Завоеватель Парижа
Шрифт:
Собственно, когда-то в Одессе уже что-то рассказывал Пушкину о Рудзевиче, но Александр Сергеевич тогда не знал, что этот смелый татарин был подлинным героем Монмартра, столь много сделавшим для взятия Парижа. Но зато теперь Пушкин стал расспрашивать именно о генерале Рудзевиче, который, оказывается, был не просто любимчиком Ланжерона, а при этом еще и совершенно замечательным русским полководцем, умевшим выходить победителем из совершенно проигрышных дел, виртуозом бешеной атаки.
— Начну по порядку — обратился к Пушкину Ланжерон, запихивая в рот квадратик бисквита, намазанный апельсиновым джемом:
— В Дунайской армии адмирала Чичагова (да простит Бог все те глупости, что он наделал) полк, которым командовал Александр Яковлевич Рудзевич (сын крымского татарина Якуба Измаиловича), был прикомандирован к моему корпусу. Тут-то я и увидел, что имею дело с офицером неустрашимым
— А что же Париж, граф? Меня занимает сейчас именно штурм Парижа — крайне нетерпеливо проговорил Пушкин.

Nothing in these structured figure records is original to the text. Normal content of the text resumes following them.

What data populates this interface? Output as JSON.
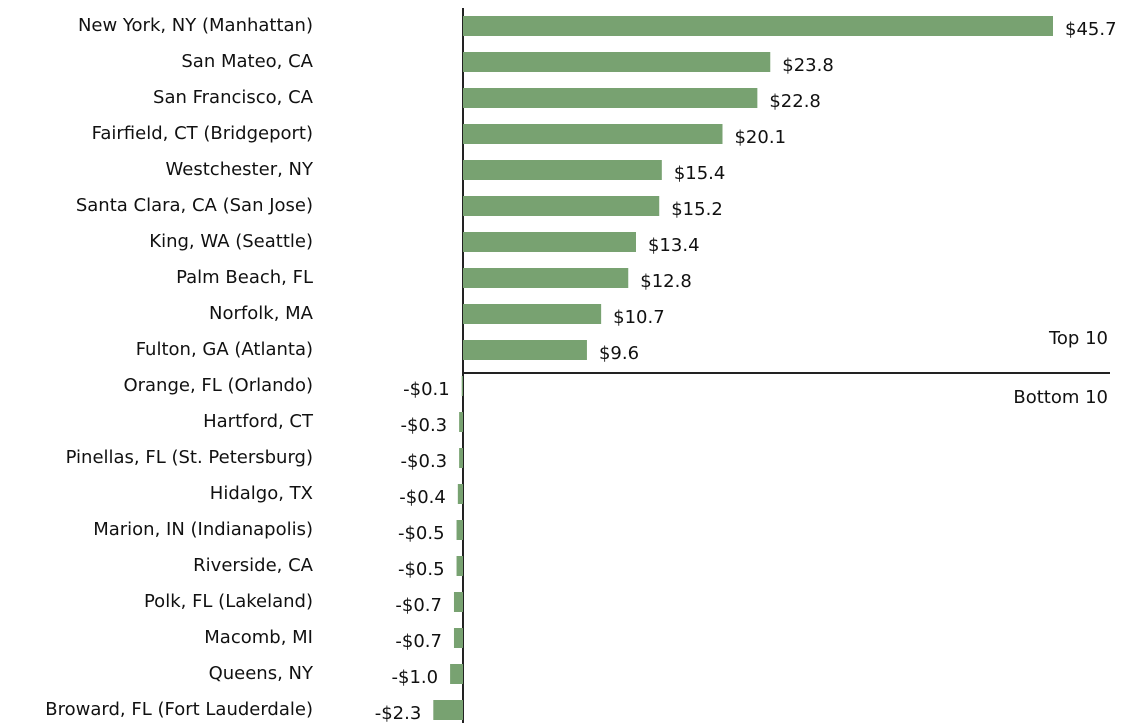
{
  "chart_data": {
    "type": "hbar",
    "categories": [
      "New York, NY (Manhattan)",
      "San Mateo, CA",
      "San Francisco, CA",
      "Fairfield, CT (Bridgeport)",
      "Westchester, NY",
      "Santa Clara, CA (San Jose)",
      "King, WA (Seattle)",
      "Palm Beach, FL",
      "Norfolk, MA",
      "Fulton, GA (Atlanta)",
      "Orange, FL (Orlando)",
      "Hartford, CT",
      "Pinellas, FL (St. Petersburg)",
      "Hidalgo, TX",
      "Marion, IN (Indianapolis)",
      "Riverside, CA",
      "Polk, FL (Lakeland)",
      "Macomb, MI",
      "Queens, NY",
      "Broward, FL (Fort Lauderdale)"
    ],
    "values": [
      45.7,
      23.8,
      22.8,
      20.1,
      15.4,
      15.2,
      13.4,
      12.8,
      10.7,
      9.6,
      -0.1,
      -0.3,
      -0.3,
      -0.4,
      -0.5,
      -0.5,
      -0.7,
      -0.7,
      -1.0,
      -2.3
    ],
    "value_labels": [
      "$45.7",
      "$23.8",
      "$22.8",
      "$20.1",
      "$15.4",
      "$15.2",
      "$13.4",
      "$12.8",
      "$10.7",
      "$9.6",
      "-$0.1",
      "-$0.3",
      "-$0.3",
      "-$0.4",
      "-$0.5",
      "-$0.5",
      "-$0.7",
      "-$0.7",
      "-$1.0",
      "-$2.3"
    ],
    "color": "#78a271",
    "annotations": [
      "Top 10",
      "Bottom 10"
    ]
  }
}
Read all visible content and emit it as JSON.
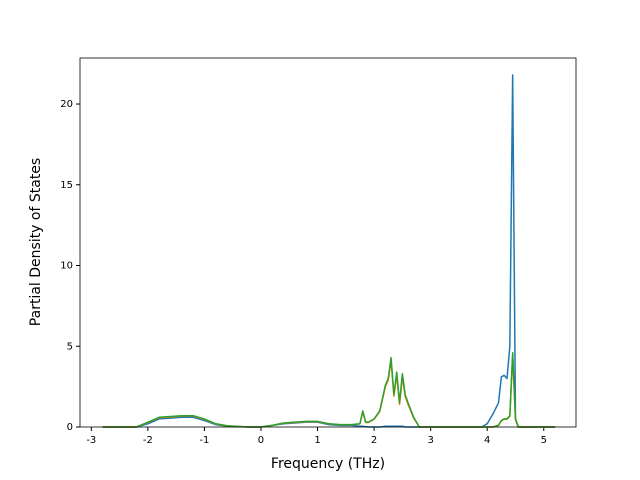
{
  "chart_data": {
    "type": "line",
    "xlabel": "Frequency (THz)",
    "ylabel": "Partial Density of States",
    "x": [
      -2.8,
      -2.6,
      -2.4,
      -2.2,
      -2.0,
      -1.8,
      -1.6,
      -1.4,
      -1.2,
      -1.0,
      -0.8,
      -0.6,
      -0.4,
      -0.2,
      0,
      0.2,
      0.4,
      0.6,
      0.8,
      1.0,
      1.2,
      1.4,
      1.6,
      1.75,
      1.8,
      1.85,
      1.9,
      2.0,
      2.1,
      2.2,
      2.25,
      2.3,
      2.35,
      2.4,
      2.45,
      2.5,
      2.55,
      2.6,
      2.7,
      2.8,
      3.0,
      3.5,
      3.9,
      4.0,
      4.1,
      4.2,
      4.25,
      4.3,
      4.35,
      4.4,
      4.45,
      4.5,
      4.55,
      4.6,
      5.0,
      5.2
    ],
    "series": [
      {
        "color": "#1f77b4",
        "values": [
          0,
          0,
          0,
          0,
          0.2,
          0.5,
          0.55,
          0.6,
          0.6,
          0.4,
          0.15,
          0.05,
          0.02,
          0,
          0,
          0.1,
          0.2,
          0.25,
          0.3,
          0.3,
          0.15,
          0.1,
          0.1,
          0.05,
          0.05,
          0.02,
          0,
          0,
          0,
          0.05,
          0.05,
          0.05,
          0.05,
          0.05,
          0.05,
          0.05,
          0,
          0,
          0,
          0,
          0,
          0,
          0,
          0.2,
          0.8,
          1.5,
          3.1,
          3.2,
          3.0,
          5,
          21.8,
          0.5,
          0,
          0,
          0,
          0
        ]
      },
      {
        "color": "#ff7f0e",
        "values": [
          0,
          0,
          0,
          0,
          0.28,
          0.58,
          0.62,
          0.68,
          0.68,
          0.48,
          0.19,
          0.07,
          0.03,
          0,
          0,
          0.1,
          0.24,
          0.28,
          0.33,
          0.33,
          0.19,
          0.14,
          0.14,
          0.19,
          0.95,
          0.28,
          0.28,
          0.48,
          0.95,
          2.5,
          2.9,
          4.1,
          1.9,
          3.2,
          1.4,
          3.1,
          1.9,
          1.4,
          0.55,
          0,
          0,
          0,
          0,
          0,
          0,
          0.1,
          0.38,
          0.48,
          0.48,
          0.66,
          4.4,
          0.45,
          0,
          0,
          0,
          0
        ]
      },
      {
        "color": "#2ca02c",
        "values": [
          0,
          0,
          0,
          0,
          0.3,
          0.6,
          0.65,
          0.7,
          0.7,
          0.5,
          0.2,
          0.08,
          0.03,
          0,
          0,
          0.1,
          0.25,
          0.3,
          0.35,
          0.35,
          0.2,
          0.15,
          0.15,
          0.2,
          1.0,
          0.3,
          0.3,
          0.5,
          1.0,
          2.6,
          3.0,
          4.3,
          2.0,
          3.4,
          1.5,
          3.3,
          2.0,
          1.5,
          0.6,
          0,
          0,
          0,
          0,
          0,
          0,
          0.1,
          0.4,
          0.5,
          0.5,
          0.7,
          4.6,
          0.5,
          0,
          0,
          0,
          0
        ]
      }
    ],
    "xlim": [
      -3.2,
      5.57
    ],
    "ylim": [
      0,
      22.85
    ],
    "xticks": [
      -3,
      -2,
      -1,
      0,
      1,
      2,
      3,
      4,
      5
    ],
    "yticks": [
      0,
      5,
      10,
      15,
      20
    ]
  }
}
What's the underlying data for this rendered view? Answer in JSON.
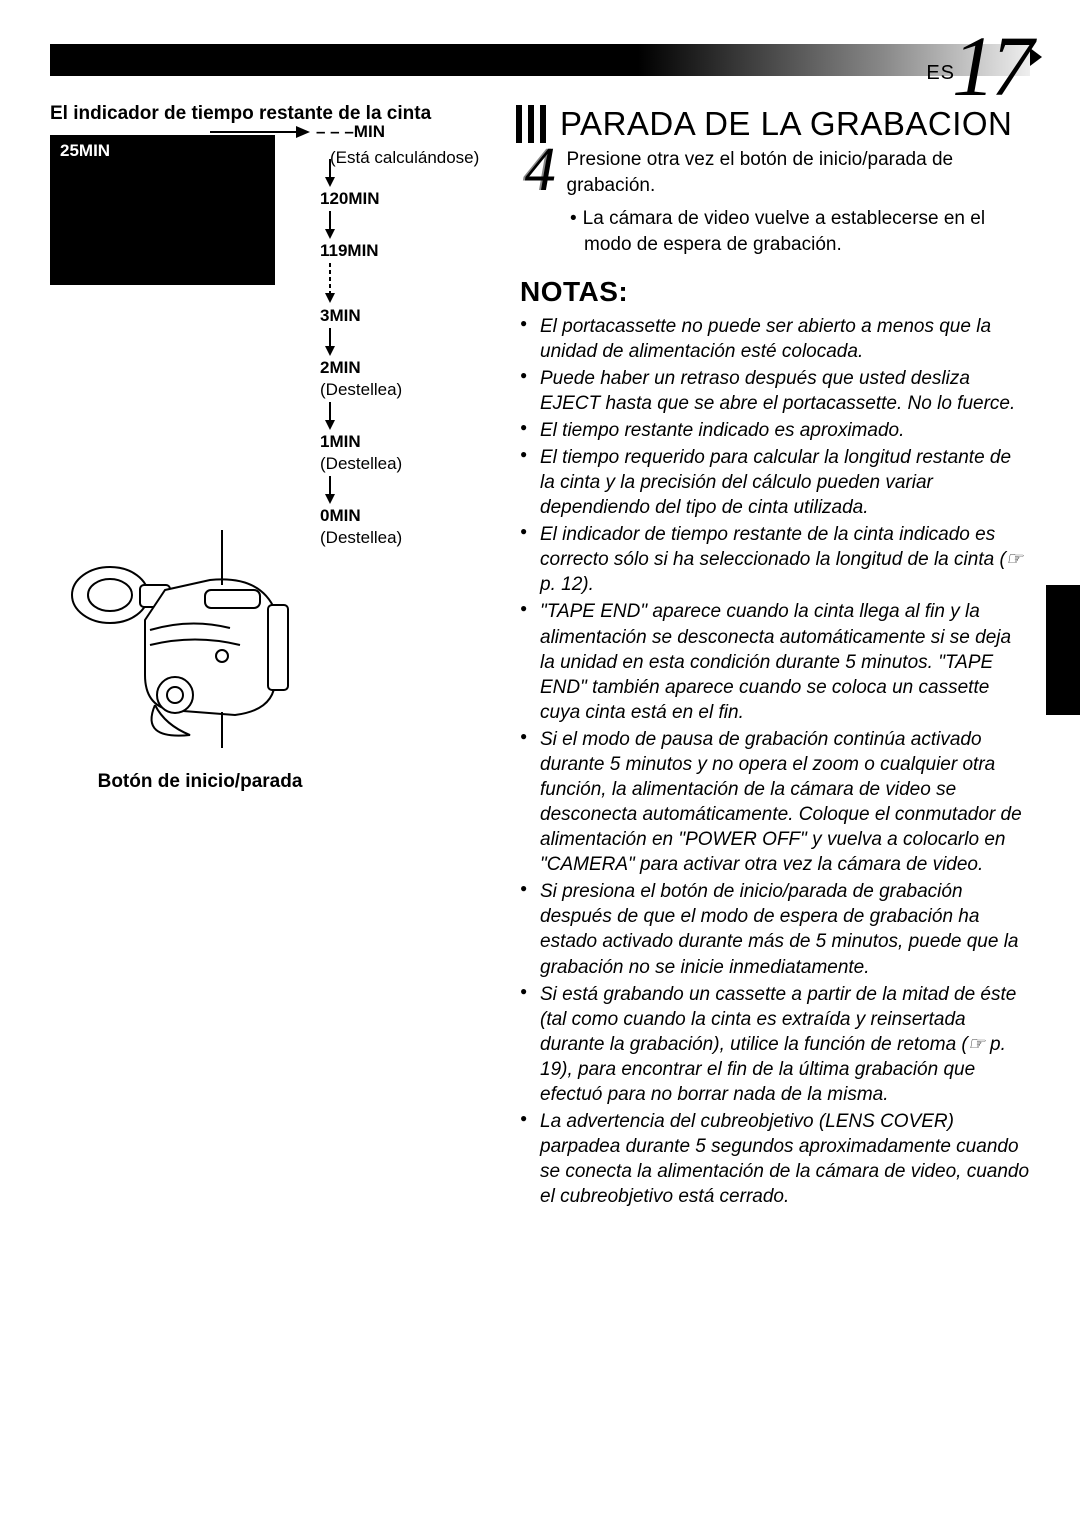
{
  "page": {
    "lang": "ES",
    "number": "17"
  },
  "left": {
    "title": "El indicador de tiempo restante de la cinta",
    "screen_label": "25MIN",
    "arrow_target_label": "– – –MIN",
    "calculating": "(Está calculándose)",
    "times": [
      {
        "t": "120MIN",
        "sub": ""
      },
      {
        "t": "119MIN",
        "sub": ""
      },
      {
        "t": "3MIN",
        "sub": ""
      },
      {
        "t": "2MIN",
        "sub": "(Destellea)"
      },
      {
        "t": "1MIN",
        "sub": "(Destellea)"
      },
      {
        "t": "0MIN",
        "sub": "(Destellea)"
      }
    ],
    "button_label": "Botón de inicio/parada"
  },
  "right": {
    "section_title": "PARADA DE LA GRABACION",
    "step_num": "4",
    "step_text": "Presione otra vez el botón de inicio/parada de grabación.",
    "step_bullet": "La cámara de video vuelve a establecerse en el modo de espera de grabación.",
    "notes_title": "NOTAS:",
    "notes": [
      "El portacassette no puede ser abierto a menos que la unidad de alimentación esté colocada.",
      "Puede haber un retraso después que usted desliza EJECT hasta que se abre el portacassette. No lo fuerce.",
      "El tiempo restante indicado es aproximado.",
      "El tiempo requerido para calcular la longitud restante de la cinta y la precisión del cálculo pueden variar dependiendo del tipo de cinta utilizada.",
      "El indicador de tiempo restante de la cinta indicado es correcto sólo si ha seleccionado la longitud de la cinta (☞ p. 12).",
      "\"TAPE END\" aparece cuando la cinta llega al fin y la alimentación se desconecta automáticamente si se deja la unidad en esta condición durante 5 minutos. \"TAPE END\" también aparece cuando se coloca un cassette cuya cinta está en el fin.",
      "Si el modo de pausa de grabación continúa activado durante 5 minutos y no opera el zoom o cualquier otra función, la alimentación de la cámara de video se desconecta automáticamente. Coloque el conmutador de alimentación en \"POWER OFF\" y vuelva a colocarlo en \"CAMERA\" para activar otra vez la cámara de video.",
      "Si presiona el botón de inicio/parada de grabación después de que el modo de espera de grabación ha estado activado durante más de 5 minutos, puede que la grabación no se inicie inmediatamente.",
      "Si está grabando un cassette a partir de la mitad de éste (tal como cuando la cinta es extraída y reinsertada durante la grabación), utilice la función de retoma (☞ p. 19), para encontrar el fin de la última grabación que efectuó para no borrar nada de la misma.",
      "La advertencia del cubreobjetivo (LENS COVER) parpadea durante 5 segundos aproximadamente cuando se conecta la alimentación de la cámara de video, cuando el cubreobjetivo está cerrado."
    ]
  }
}
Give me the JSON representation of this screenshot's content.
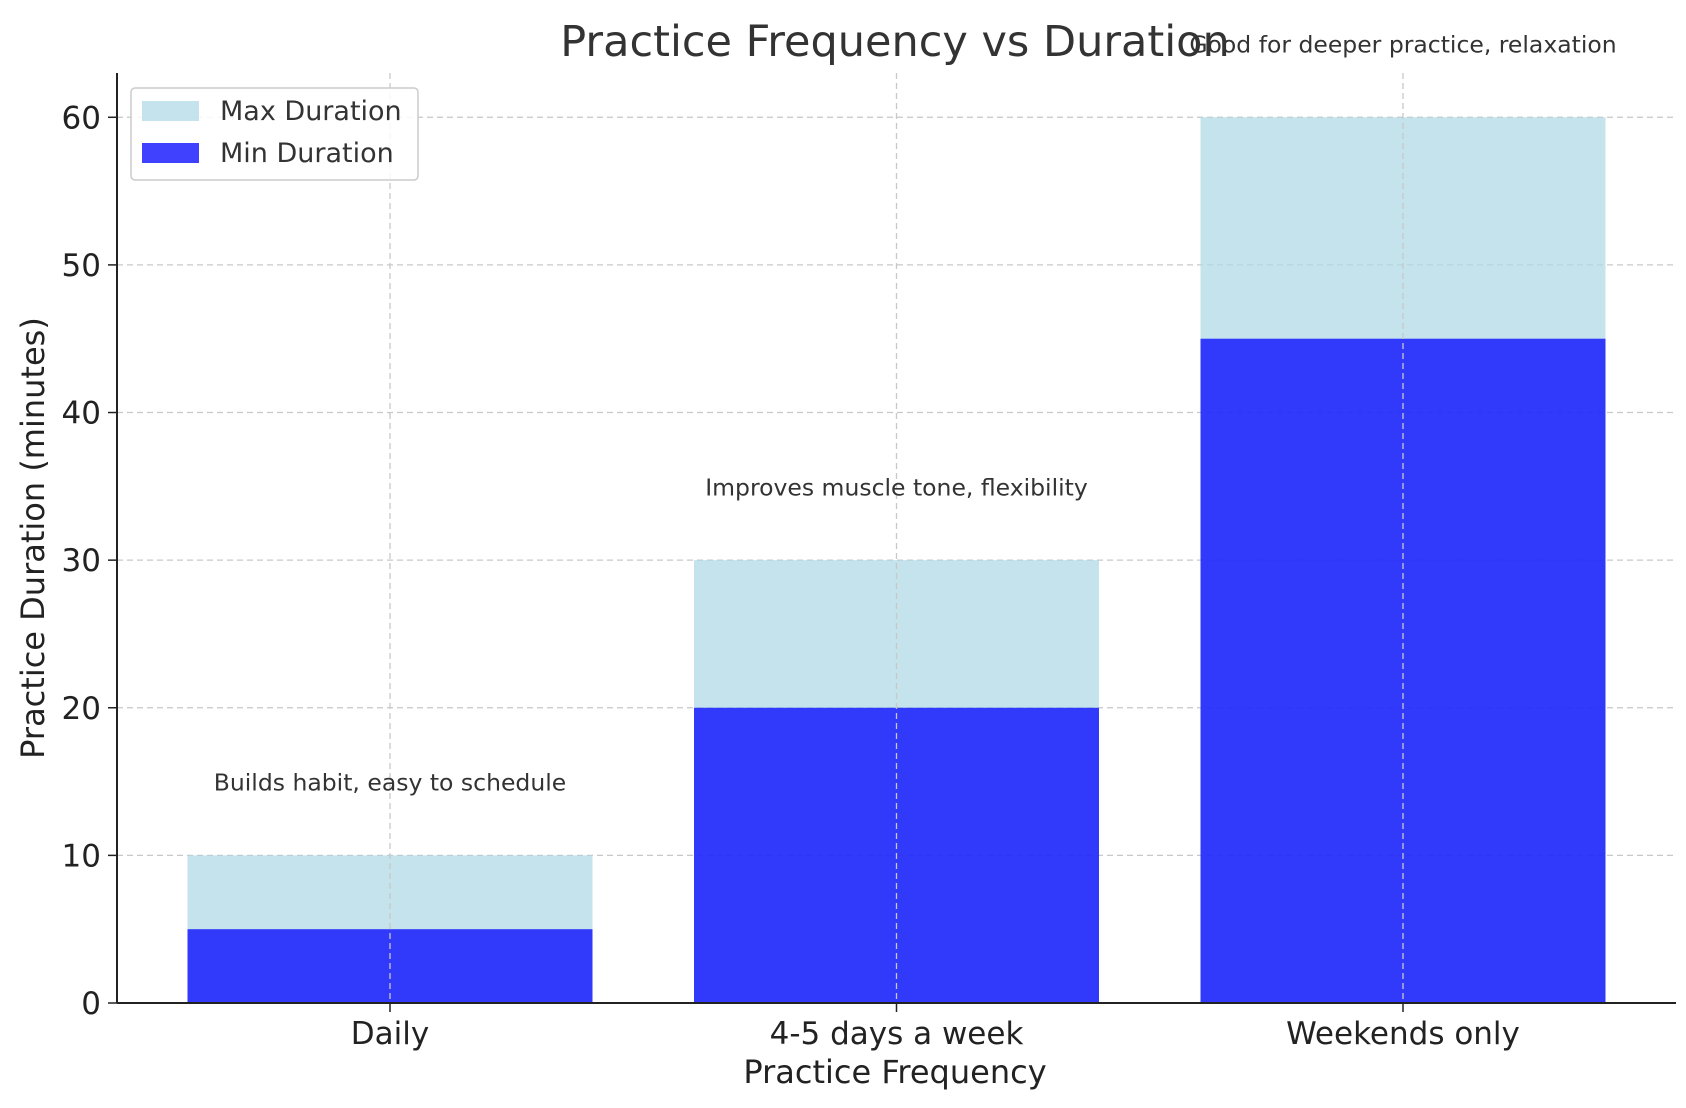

— Постойте, милейший. Будет вам сейчас и Париж. Слушайте и не перебивайте.
Пушкин молча кивнул. Ланжерон продолжал свой рассказ, увлекаясь все больше и больше:
— Александр Яковлевич Рудзевич был назначен командующим пехотным корпусом взамен смертельно раненого генерала Сен-При. Наши корпуса вместе защищали город Суассон, отбив все атаки превосходящих сил наполеоновских маршалов Мортье и Мармона. Александр Сергеевич, я тогда просто влюбился в Рудзевича, ибо все более и более убеждался, что он обладал подлинным военным талантом. Но особенно потрясающим он оказался при взятии высот Монмартра. Без него, не знаю, как бы я справился. К моменту штурма в десяти полках его корпуса осталось всего восемь тысяч человек. К четырем часам дня Рудзевич выстроил остатки своих войск в штурмовые колонны. Сам он занял место впереди, между первой и второй колоннами. Не надеясь остаться после штурма живым, Александр Яковлевич отдал последние распоряжения и просьбы своему адъютанту. Штурмовые колонны наших корпусов стали подниматься на высоты, сметая все на своем пути. Атака получилась столь стремительной и мощной, что французские батареи успели дать только два залпа картечью. Атака была просто молниеносной. Монмартр был взят.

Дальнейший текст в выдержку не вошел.